Nixon being an undisguised SOB didn't matter cuz his supporters feared the hippies and Black Power more.

"he may be a shifty sweaty SOB but he's our shifty sweaty SOB"

substitute hate for fear though, the powers that be viewed the hippies more as an irritant than threat. Black Power = diff story.

otherwise, even though GWB is an arrogant SOB IMO, this article reeks of jounalists' self-importance. "he didn't remember my name so he must be fucked up." I'd guess that Bush drinx some vintage cocktails like Tequila Sunrises and Harvey Wallbanger. "Hey Laura, 'member that night ol Sonny Boy slipped you a quaalude..."

m coleman (lovebug starski), Sunday, 26 March 2006 16:50 (twenty years ago)

Oh, Bush is totally off the wagon. That article? "OMG OMG OMG the President is a drunk! Oh shit! WTF do we do now?"
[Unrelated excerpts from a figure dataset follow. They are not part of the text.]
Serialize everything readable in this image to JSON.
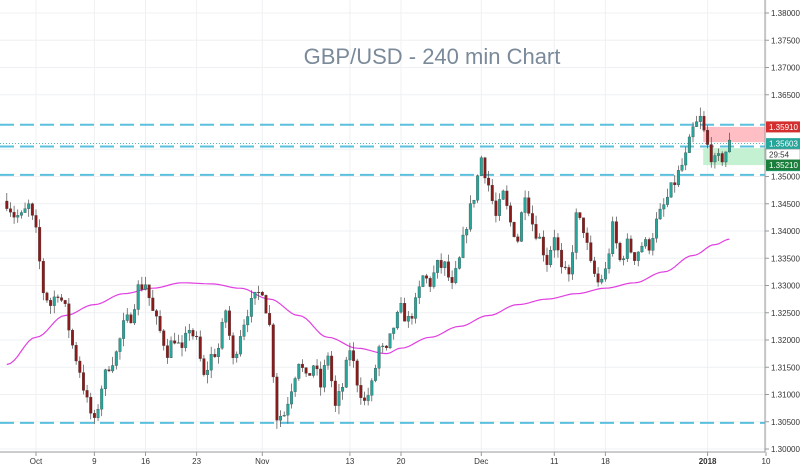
{
  "chart_data": {
    "type": "candlestick",
    "title": "GBP/USD - 240 min Chart",
    "xlabel": "",
    "ylabel": "",
    "ylim": [
      1.3,
      1.385
    ],
    "grid": true,
    "x_ticks": [
      {
        "label": "Oct",
        "day": 0
      },
      {
        "label": "9",
        "day": 8
      },
      {
        "label": "16",
        "day": 15
      },
      {
        "label": "23",
        "day": 22
      },
      {
        "label": "Nov",
        "day": 31
      },
      {
        "label": "13",
        "day": 43
      },
      {
        "label": "20",
        "day": 50
      },
      {
        "label": "Dec",
        "day": 61
      },
      {
        "label": "11",
        "day": 71
      },
      {
        "label": "18",
        "day": 78
      },
      {
        "label": "2018",
        "day": 92,
        "bold": true
      },
      {
        "label": "10",
        "day": 100
      }
    ],
    "y_ticks": [
      "1.38000",
      "1.37500",
      "1.37000",
      "1.36500",
      "1.35500",
      "1.35000",
      "1.34500",
      "1.34000",
      "1.33500",
      "1.33000",
      "1.32500",
      "1.32000",
      "1.31500",
      "1.31000",
      "1.30500",
      "1.30000"
    ],
    "close_path": [
      [
        -4,
        1.3455
      ],
      [
        -3,
        1.343
      ],
      [
        -2,
        1.3425
      ],
      [
        -1,
        1.3445
      ],
      [
        0,
        1.3395
      ],
      [
        1,
        1.329
      ],
      [
        2,
        1.3265
      ],
      [
        3,
        1.329
      ],
      [
        4,
        1.3255
      ],
      [
        5,
        1.319
      ],
      [
        6,
        1.3145
      ],
      [
        7,
        1.3085
      ],
      [
        8,
        1.3045
      ],
      [
        9,
        1.3115
      ],
      [
        10,
        1.3155
      ],
      [
        11,
        1.3175
      ],
      [
        12,
        1.3225
      ],
      [
        13,
        1.3245
      ],
      [
        14,
        1.3295
      ],
      [
        15,
        1.3305
      ],
      [
        16,
        1.325
      ],
      [
        17,
        1.3215
      ],
      [
        18,
        1.318
      ],
      [
        19,
        1.3205
      ],
      [
        20,
        1.3175
      ],
      [
        21,
        1.3225
      ],
      [
        22,
        1.3195
      ],
      [
        23,
        1.313
      ],
      [
        24,
        1.317
      ],
      [
        25,
        1.3185
      ],
      [
        26,
        1.3255
      ],
      [
        27,
        1.316
      ],
      [
        28,
        1.3215
      ],
      [
        29,
        1.3255
      ],
      [
        30,
        1.3275
      ],
      [
        31,
        1.3295
      ],
      [
        32,
        1.3225
      ],
      [
        33,
        1.306
      ],
      [
        34,
        1.3065
      ],
      [
        35,
        1.3115
      ],
      [
        36,
        1.3165
      ],
      [
        37,
        1.3125
      ],
      [
        38,
        1.3155
      ],
      [
        39,
        1.3115
      ],
      [
        40,
        1.3175
      ],
      [
        41,
        1.3075
      ],
      [
        42,
        1.3115
      ],
      [
        43,
        1.3185
      ],
      [
        44,
        1.3125
      ],
      [
        45,
        1.3085
      ],
      [
        46,
        1.3115
      ],
      [
        47,
        1.3185
      ],
      [
        48,
        1.3175
      ],
      [
        49,
        1.3225
      ],
      [
        50,
        1.3255
      ],
      [
        51,
        1.3235
      ],
      [
        52,
        1.3265
      ],
      [
        53,
        1.3315
      ],
      [
        54,
        1.3305
      ],
      [
        55,
        1.3335
      ],
      [
        56,
        1.3335
      ],
      [
        57,
        1.3295
      ],
      [
        58,
        1.3345
      ],
      [
        59,
        1.3415
      ],
      [
        60,
        1.3465
      ],
      [
        61,
        1.3535
      ],
      [
        62,
        1.3485
      ],
      [
        63,
        1.3425
      ],
      [
        64,
        1.3465
      ],
      [
        65,
        1.3415
      ],
      [
        66,
        1.3385
      ],
      [
        67,
        1.3475
      ],
      [
        68,
        1.3415
      ],
      [
        69,
        1.3385
      ],
      [
        70,
        1.3345
      ],
      [
        71,
        1.3395
      ],
      [
        72,
        1.3325
      ],
      [
        73,
        1.3315
      ],
      [
        74,
        1.3425
      ],
      [
        75,
        1.3405
      ],
      [
        76,
        1.3335
      ],
      [
        77,
        1.3305
      ],
      [
        78,
        1.3325
      ],
      [
        79,
        1.3405
      ],
      [
        80,
        1.3345
      ],
      [
        81,
        1.3375
      ],
      [
        82,
        1.3355
      ],
      [
        83,
        1.3375
      ],
      [
        84,
        1.3375
      ],
      [
        85,
        1.3415
      ],
      [
        86,
        1.3445
      ],
      [
        87,
        1.3475
      ],
      [
        88,
        1.3505
      ],
      [
        89,
        1.3535
      ],
      [
        90,
        1.3585
      ],
      [
        91,
        1.3605
      ],
      [
        92,
        1.3555
      ],
      [
        93,
        1.3525
      ],
      [
        94,
        1.3535
      ],
      [
        95,
        1.3559
      ]
    ],
    "moving_average": [
      [
        -4,
        1.3155
      ],
      [
        0,
        1.3205
      ],
      [
        4,
        1.3245
      ],
      [
        8,
        1.3265
      ],
      [
        12,
        1.3285
      ],
      [
        16,
        1.3295
      ],
      [
        20,
        1.3305
      ],
      [
        24,
        1.3303
      ],
      [
        28,
        1.3295
      ],
      [
        32,
        1.3275
      ],
      [
        36,
        1.3245
      ],
      [
        40,
        1.3205
      ],
      [
        44,
        1.3185
      ],
      [
        48,
        1.3175
      ],
      [
        50,
        1.3185
      ],
      [
        54,
        1.3205
      ],
      [
        58,
        1.3225
      ],
      [
        62,
        1.3245
      ],
      [
        66,
        1.3265
      ],
      [
        70,
        1.3275
      ],
      [
        74,
        1.3285
      ],
      [
        78,
        1.3295
      ],
      [
        82,
        1.3305
      ],
      [
        86,
        1.3325
      ],
      [
        90,
        1.3355
      ],
      [
        93,
        1.3375
      ],
      [
        95,
        1.3385
      ]
    ],
    "horizontal_levels": [
      1.3595,
      1.3555,
      1.3503,
      1.3048
    ],
    "resistance_zone": [
      1.3563,
      1.3591
    ],
    "support_zone": [
      1.3521,
      1.3552
    ],
    "price_tags": [
      {
        "label": "1.35910",
        "value": 1.3591,
        "color": "#d32f2f"
      },
      {
        "label": "1.35603",
        "value": 1.35603,
        "color": "#26a69a"
      },
      {
        "label": "29:54",
        "value": 1.3557,
        "color": "#ffffff"
      },
      {
        "label": "1.35522",
        "value": 1.35522,
        "color": "#26a69a"
      },
      {
        "label": "1.35210",
        "value": 1.3521,
        "color": "#1b7e3b"
      }
    ],
    "colors": {
      "up": "#26a69a",
      "down": "#8b1a1a",
      "moving_average": "#e040e0",
      "level_line": "#5bc0de",
      "resistance_zone": "#ffb3b8",
      "support_zone": "#b9efc9"
    }
  }
}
dar1a g (daria g), Monday, 27 March 2006 04:56 (twenty years ago)

nixon got in the 1st time b/c of vietnam, pure and simple. the 2d time -- a combination of incumbency, the southern strategy, and a democratic candidate that old-line new dealers could not stomach AT ALL (google "boston busing" and "frank rizzo").

Eisbär (llamasfur), Monday, 27 March 2006 05:12 (twenty years ago)

i've always thought nixon's pretty obvious unlikeability has - in a perverse way - a lot to do with this impulse a lot of people have to defend him. "he wasn't so bad!" "other presidents did worse stuff!" etc etc. the republican presidents who came after him (well, maybe not ford) oozed confidence or (in the case of bush sr) at least attitude, but nixon always looked so unhappy, like he was all too aware of how stiff and insincere he was.

J.D. (Justyn Dillingham), Monday, 27 March 2006 05:43 (twenty years ago)

Liberals in thinking AA is the only way for alcoholics shocker. It's a near-cult that's about as effective as any other supportive group of people, guys. Kind of kills Obama's analogy considering it shows that there are multiple ways...

mike h. (mike h.), Monday, 3 April 2006 18:31 (twenty years ago)

yes when will liberals shut up about AA

++++, Monday, 3 April 2006 18:32 (twenty years ago)

hahaha

s1ocki (slutsky), Monday, 3 April 2006 18:36 (twenty years ago)

13. Thou shalt not drink fermented mare's milk in Mongolia.

Bush drinks fermented milk

With temperatures in the teens, Bush entered the first of the wood-and-felt tent-like homes, made warm by a wood-burning stove, that are a staple of Mongolian living.

He drank fermented mare's milk - sometimes likened to a mix of warm beer and buttermilk - sipped tea and nibbled cheese curd, a White House official said. Reporters were kept waiting outside and could not watch the president themselves.